Promote open, clear communication
Communication is key to fostering a positive workplace. This is essential because in a hostile work environment, a strong first step for the victim is to address the behavior directly with the employee in question as well as let them know it’s unwelcome and inappropriate. In an environment where clear and open communication is valued, this type of communication can come with more ease.
It’s also crucial that you establish open, two-way communication with employees as a manager. You can do this by making time to talk to individual employees on a routine basis (e.g, once a week), establishing essential communication channels and being generally approachable and trustworthy.
Implement recognition programs
Acknowledging and rewarding the good work of employees makes them valued, trusted and part of the team. You might do this by recognizing an employee’s work at a staff meeting or by setting up recognition programs that include bonuses and rewards. Both are good practices for organizations that want to create a culture of success. While discrimination may still occur in a workplace where employees feel rewarded and valued, when employees are happy with their jobs, they may be less likely to adopt hostile behaviors.
Make work fun
Happy employees do better work than ones that report less happiness. As a manager, you should maintain a professional environment, but one that also includes opportunities for fun during the workday.

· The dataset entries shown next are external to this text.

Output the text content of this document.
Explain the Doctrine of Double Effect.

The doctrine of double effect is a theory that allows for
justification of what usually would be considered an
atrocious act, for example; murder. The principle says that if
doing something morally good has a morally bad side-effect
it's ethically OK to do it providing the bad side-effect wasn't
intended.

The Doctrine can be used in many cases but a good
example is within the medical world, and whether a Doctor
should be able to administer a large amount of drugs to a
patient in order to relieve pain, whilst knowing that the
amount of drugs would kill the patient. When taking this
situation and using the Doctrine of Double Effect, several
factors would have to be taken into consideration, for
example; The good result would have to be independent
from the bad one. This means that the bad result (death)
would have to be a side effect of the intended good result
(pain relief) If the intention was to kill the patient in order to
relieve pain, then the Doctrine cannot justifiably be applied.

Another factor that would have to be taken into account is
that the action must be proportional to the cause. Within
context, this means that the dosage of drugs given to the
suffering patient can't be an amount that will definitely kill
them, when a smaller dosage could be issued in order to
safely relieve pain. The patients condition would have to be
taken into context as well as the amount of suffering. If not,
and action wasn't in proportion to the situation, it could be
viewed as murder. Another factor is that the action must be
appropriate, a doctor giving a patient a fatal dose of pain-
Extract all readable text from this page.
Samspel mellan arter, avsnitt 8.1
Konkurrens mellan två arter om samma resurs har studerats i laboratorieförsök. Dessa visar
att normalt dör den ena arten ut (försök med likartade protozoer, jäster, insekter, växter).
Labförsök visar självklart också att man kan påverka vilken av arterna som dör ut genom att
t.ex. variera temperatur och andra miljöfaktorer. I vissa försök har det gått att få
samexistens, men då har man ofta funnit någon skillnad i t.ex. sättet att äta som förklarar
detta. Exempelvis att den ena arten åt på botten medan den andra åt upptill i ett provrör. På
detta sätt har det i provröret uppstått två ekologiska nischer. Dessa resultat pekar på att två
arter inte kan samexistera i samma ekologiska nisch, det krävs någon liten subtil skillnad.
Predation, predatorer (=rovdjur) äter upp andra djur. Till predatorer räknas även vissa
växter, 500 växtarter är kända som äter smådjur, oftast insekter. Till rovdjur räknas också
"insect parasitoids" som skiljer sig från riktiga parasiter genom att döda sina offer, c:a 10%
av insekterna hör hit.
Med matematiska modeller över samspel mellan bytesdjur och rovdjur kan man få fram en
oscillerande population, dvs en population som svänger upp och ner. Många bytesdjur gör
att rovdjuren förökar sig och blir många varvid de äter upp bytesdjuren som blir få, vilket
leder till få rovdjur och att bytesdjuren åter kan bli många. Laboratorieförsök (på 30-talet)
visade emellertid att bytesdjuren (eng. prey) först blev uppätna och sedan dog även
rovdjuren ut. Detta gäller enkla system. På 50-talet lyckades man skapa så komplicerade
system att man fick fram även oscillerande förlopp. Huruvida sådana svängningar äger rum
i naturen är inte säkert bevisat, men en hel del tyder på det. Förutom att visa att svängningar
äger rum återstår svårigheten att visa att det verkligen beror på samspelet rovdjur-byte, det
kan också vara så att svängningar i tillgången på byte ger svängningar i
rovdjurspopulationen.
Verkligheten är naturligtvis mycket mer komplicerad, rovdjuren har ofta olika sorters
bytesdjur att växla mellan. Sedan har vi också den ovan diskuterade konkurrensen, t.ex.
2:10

One way to do this is encouraging employees to decorate their workspaces. Another option is to offer breaks that increase morale and make employees more productive upon their return. You may foster an environment of friendly competition between employees by having human resources or sales teams develop contests for a special prize, like a gift card or day off of work.
Build an environment of trust
A couple of ways you can create an environment of trust is by releasing some control to employees to do their job without constant supervision, or by giving employees the green light to implement new ideas. If the right people are hired for the job, they’ll likely work well and be successful with minimal supervision once their initial training is complete.